Tiffany's only ran for a month, but for Clarke, it was a reminder of why she loved theater in the first place. "It was like going back to drama school," she says. "My indulgent actor side was having a ball."
Still, as Clarke finishes her coffee, it's clear she won't have time to return to Broadway any time soon. In a few days, she'll head back to Belfast to finish season four, which finds Dany adjusting to her newfound role as leader. ("You start to see her struggle with the realities," Clarke says, avoiding even the mere hint of a spoiler.) After that, she'll move on to her biggest film yet, playing warrior-mom Sarah Connor in the next Terminator film, due out in 2015. It's a role literally and figuratively light-years away from Holly Golightly—but one that, to some fans, is equally iconic. Adding more movies to her résumé will require Clarke to spend more time shuttling between London and L.A., a city she's still getting to know.

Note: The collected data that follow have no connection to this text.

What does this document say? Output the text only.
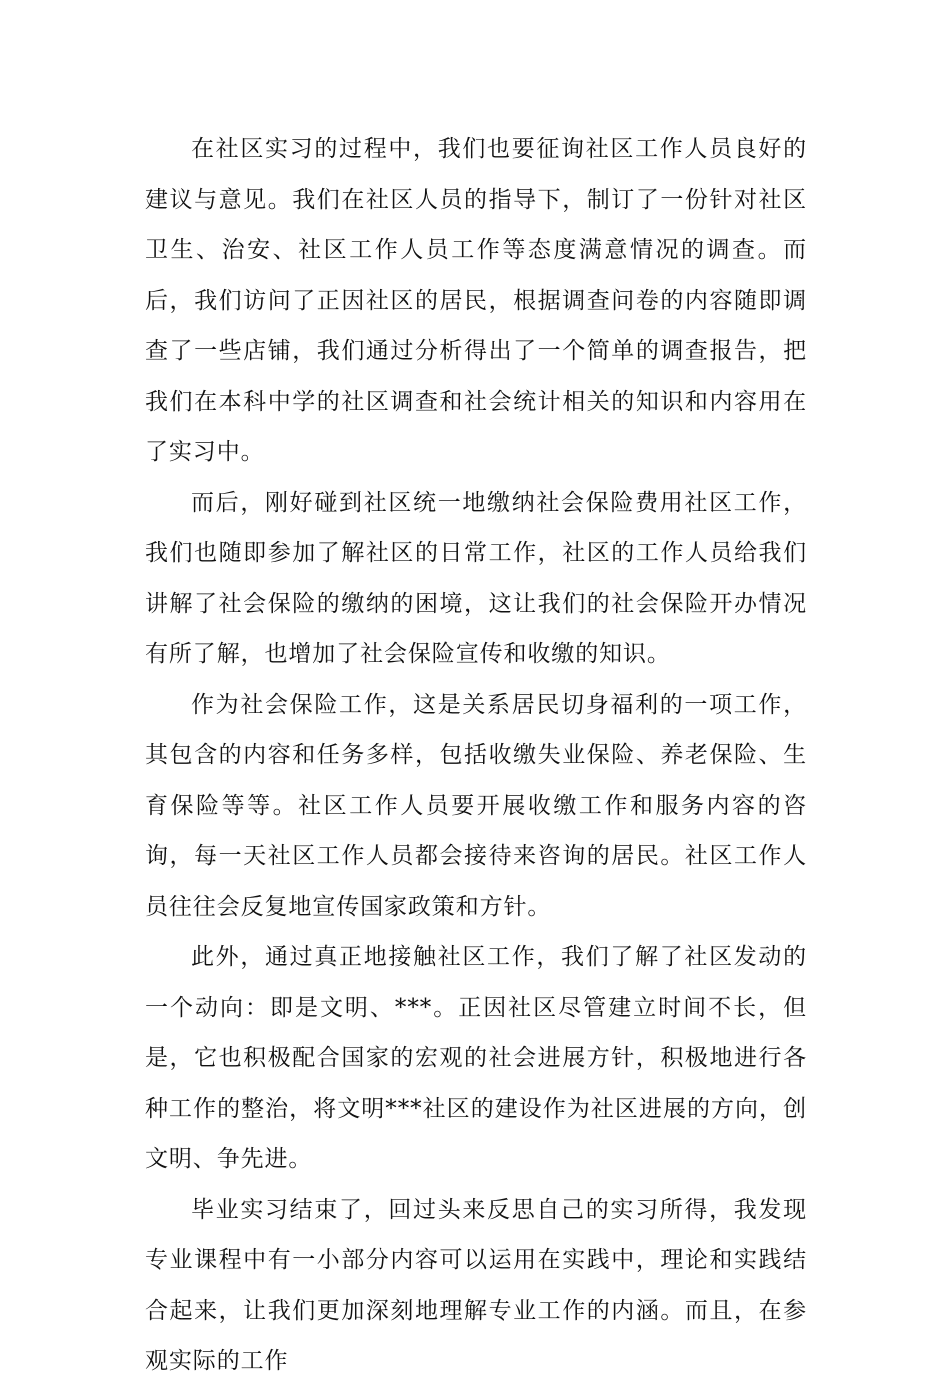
在社区实习的过程中，我们也要征询社区工作人员良好的建议与意见。我们在社区人员的指导下，制订了一份针对社区卫生、治安、社区工作人员工作等态度满意情况的调查。而后，我们访问了正因社区的居民，根据调查问卷的内容随即调查了一些店铺，我们通过分析得出了一个简单的调查报告，把我们在本科中学的社区调查和社会统计相关的知识和内容用在了实习中。

而后，刚好碰到社区统一地缴纳社会保险费用社区工作，我们也随即参加了解社区的日常工作，社区的工作人员给我们讲解了社会保险的缴纳的困境，这让我们的社会保险开办情况有所了解，也增加了社会保险宣传和收缴的知识。

作为社会保险工作，这是关系居民切身福利的一项工作，其包含的内容和任务多样，包括收缴失业保险、养老保险、生育保险等等。社区工作人员要开展收缴工作和服务内容的咨询，每一天社区工作人员都会接待来咨询的居民。社区工作人员往往会反复地宣传国家政策和方针。

此外，通过真正地接触社区工作，我们了解了社区发动的一个动向：即是文明、***。正因社区尽管建立时间不长，但是，它也积极配合国家的宏观的社会进展方针，积极地进行各种工作的整治，将文明***社区的建设作为社区进展的方向，创文明、争先进。

毕业实习结束了，回过头来反思自己的实习所得，我发现专业课程中有一小部分内容可以运用在实践中，理论和实践结合起来，让我们更加深刻地理解专业工作的内涵。而且，在参观实际的工作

"One of my best friends has come out with me for this trip, and she reminded me of something rather embarrassing," Clarke says. "I've known her for almost two decades, and she said, 'When I first met you, you said, "Hi, my name's Millie, and I want to be an actress." I was like, 'God, that's cringe-worthy.' But I was always determined." With that, the Mother of Dragons smiles, clearly ready for her next conquest.